Christmas is the most anticipated holiday in Congo and in Nigeria, where it is celebrated mainly in the Southern and Eastern parts of the country. Nigerians prepare a traditional dish (pounded yam) and have it for their luncheon/dinner a few times that day, since it is the custom to visit relatives and close friends and of course, the exact same menu is “on the list”.

Christmas Eve is the most significant holiday in Brazil. Gifts, Christmas trees and traditional dinner are parts of the atmosphere in Brazilian homes, all dressed up in lights decorations. There is no Christmas without a tree and gifts exchange in Guatemala , and carol-singers in Mexico recreate in the course of 9 days the travails of Jesus’ parents, begging for shelter right before his birth.

Photo: santarosa

Photo: grassvalleylarry

Australians celebrate Christmas with some blue ocean spirit and a Christmas luncheon, while Santa Claus is depicted with an “akubra” hat, summer outfit and sledge, pulled by kangaroos. Gifts are placed in textile bags usually hung above the fireplace, as the tradition continues on even in the absence of a burning fire.

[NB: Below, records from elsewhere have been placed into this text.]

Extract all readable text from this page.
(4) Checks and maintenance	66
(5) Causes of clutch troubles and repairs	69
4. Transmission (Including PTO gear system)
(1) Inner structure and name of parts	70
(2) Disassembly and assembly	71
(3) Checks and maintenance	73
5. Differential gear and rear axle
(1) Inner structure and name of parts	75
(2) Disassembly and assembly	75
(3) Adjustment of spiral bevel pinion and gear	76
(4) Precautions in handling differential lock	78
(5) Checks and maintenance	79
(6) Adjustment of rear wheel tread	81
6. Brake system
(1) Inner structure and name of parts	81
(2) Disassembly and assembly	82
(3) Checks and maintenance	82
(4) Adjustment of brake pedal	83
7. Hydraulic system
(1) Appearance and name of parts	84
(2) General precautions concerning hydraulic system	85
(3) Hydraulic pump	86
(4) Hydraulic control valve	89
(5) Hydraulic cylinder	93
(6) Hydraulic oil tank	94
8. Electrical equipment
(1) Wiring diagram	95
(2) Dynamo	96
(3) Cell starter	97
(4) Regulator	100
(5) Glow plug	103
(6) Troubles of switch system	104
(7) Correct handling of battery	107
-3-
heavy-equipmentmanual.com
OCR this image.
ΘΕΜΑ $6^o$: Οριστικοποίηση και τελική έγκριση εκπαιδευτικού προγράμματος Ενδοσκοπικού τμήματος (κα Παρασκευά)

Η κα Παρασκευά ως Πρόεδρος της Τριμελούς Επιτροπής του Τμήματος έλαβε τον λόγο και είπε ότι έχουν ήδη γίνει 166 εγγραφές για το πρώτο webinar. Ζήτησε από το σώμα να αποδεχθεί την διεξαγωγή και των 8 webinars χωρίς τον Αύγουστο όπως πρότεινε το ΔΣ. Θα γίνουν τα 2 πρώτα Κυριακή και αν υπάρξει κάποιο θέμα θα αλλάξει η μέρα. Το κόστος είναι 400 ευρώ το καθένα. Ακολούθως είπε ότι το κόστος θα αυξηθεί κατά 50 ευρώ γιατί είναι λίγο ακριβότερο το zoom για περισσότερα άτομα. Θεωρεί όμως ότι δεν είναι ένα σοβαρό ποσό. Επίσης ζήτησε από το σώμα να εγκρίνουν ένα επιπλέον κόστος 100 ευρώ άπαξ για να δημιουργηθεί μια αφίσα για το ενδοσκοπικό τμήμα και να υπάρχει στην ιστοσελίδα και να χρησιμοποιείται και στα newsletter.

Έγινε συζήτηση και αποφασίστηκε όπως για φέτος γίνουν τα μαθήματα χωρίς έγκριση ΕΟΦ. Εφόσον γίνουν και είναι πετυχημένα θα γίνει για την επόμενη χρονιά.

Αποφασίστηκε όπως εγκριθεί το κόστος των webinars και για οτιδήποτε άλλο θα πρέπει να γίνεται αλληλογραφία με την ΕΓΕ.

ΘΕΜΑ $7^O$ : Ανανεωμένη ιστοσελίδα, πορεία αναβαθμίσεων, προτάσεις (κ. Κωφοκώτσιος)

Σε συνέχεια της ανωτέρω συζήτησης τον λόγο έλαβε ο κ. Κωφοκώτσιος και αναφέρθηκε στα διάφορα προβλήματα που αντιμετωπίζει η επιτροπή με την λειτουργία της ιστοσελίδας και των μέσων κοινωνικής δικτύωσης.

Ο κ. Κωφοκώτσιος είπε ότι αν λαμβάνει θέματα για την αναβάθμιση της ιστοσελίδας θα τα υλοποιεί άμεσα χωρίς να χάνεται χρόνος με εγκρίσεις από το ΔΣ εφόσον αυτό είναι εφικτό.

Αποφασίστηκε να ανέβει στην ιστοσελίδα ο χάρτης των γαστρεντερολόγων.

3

People in New Zealand sing carols in the parks and arrange “Christmas barbeque”; the pine tree is replaced by the Pohutukawa tree, named “New Zealand Christmas tree” – always in blossom in late December. A sky of thousands of lights is seen on windows, fences and roofs.

Photo: mattsheppard

Photo: the-lees
Pōhutukawa tree, New Zealand

Christmas is a special holiday in the USA and on the Saturday after Thanksgiving day, Santa Claus announces the start of the holiday season. Kids hang socks over the fireplace, which are full with sweets and small toys in the Christmas morning.

In many Canadian homes people prepare a Christmas tree, a mantle and a manger. When the midnight mass is over, they spend the night with their families.

Photo: preciouskhyatt

In Ireland, Christmas has a special religious importance and is the longest celebrated holiday in the country – from 24th of December till 6th of January.

Photo: topgold

Georgia celebrates its Christmas on 7th of January; holiday masses and festive processions are a part of the tradition. Kids participate by giving away sweets to the elders they meet. Georgian Santa Claus has the name of Tovlis Papa.

Armenian Christmas comes on January 6th. The Christmas tree, called tonatsar, can either be genuine or artificial. Santa Claus is always attending under the name of Dzmer papik.

The Ukrainian people have their “Holy supper” and the table is usually decorated with an embroidered tablecloth with themes picturing the Bethlehem manger and a head of wheat in a vase. Carols are sung and while everyone is having dinner – “angels” leave presents under the Christmas tree.

Photo: krisdecurtis

Hungarians decorate their Christmas trees and wrap presents up on 24th, but Santa has nothing to do with that holiday. He (St. Nicolas, the prototype of Santa Claus) has already given his presents away on the 6th of December – he uses neither sledge nor enters houses through chimneys and he is accompanied by his servant Krampusz (known also in Austria, Slovenia and Croatia).

Christmas in Poland begins as a day for fasting and ends with celebrations straight after the first star appears in the sky. The opening of the gifts follows – they are presented by Swiety Mikolaj. Polish people attach greater importance to the home decoration and the holiday dinner than the gifts themselves. Close friends and relatives get together.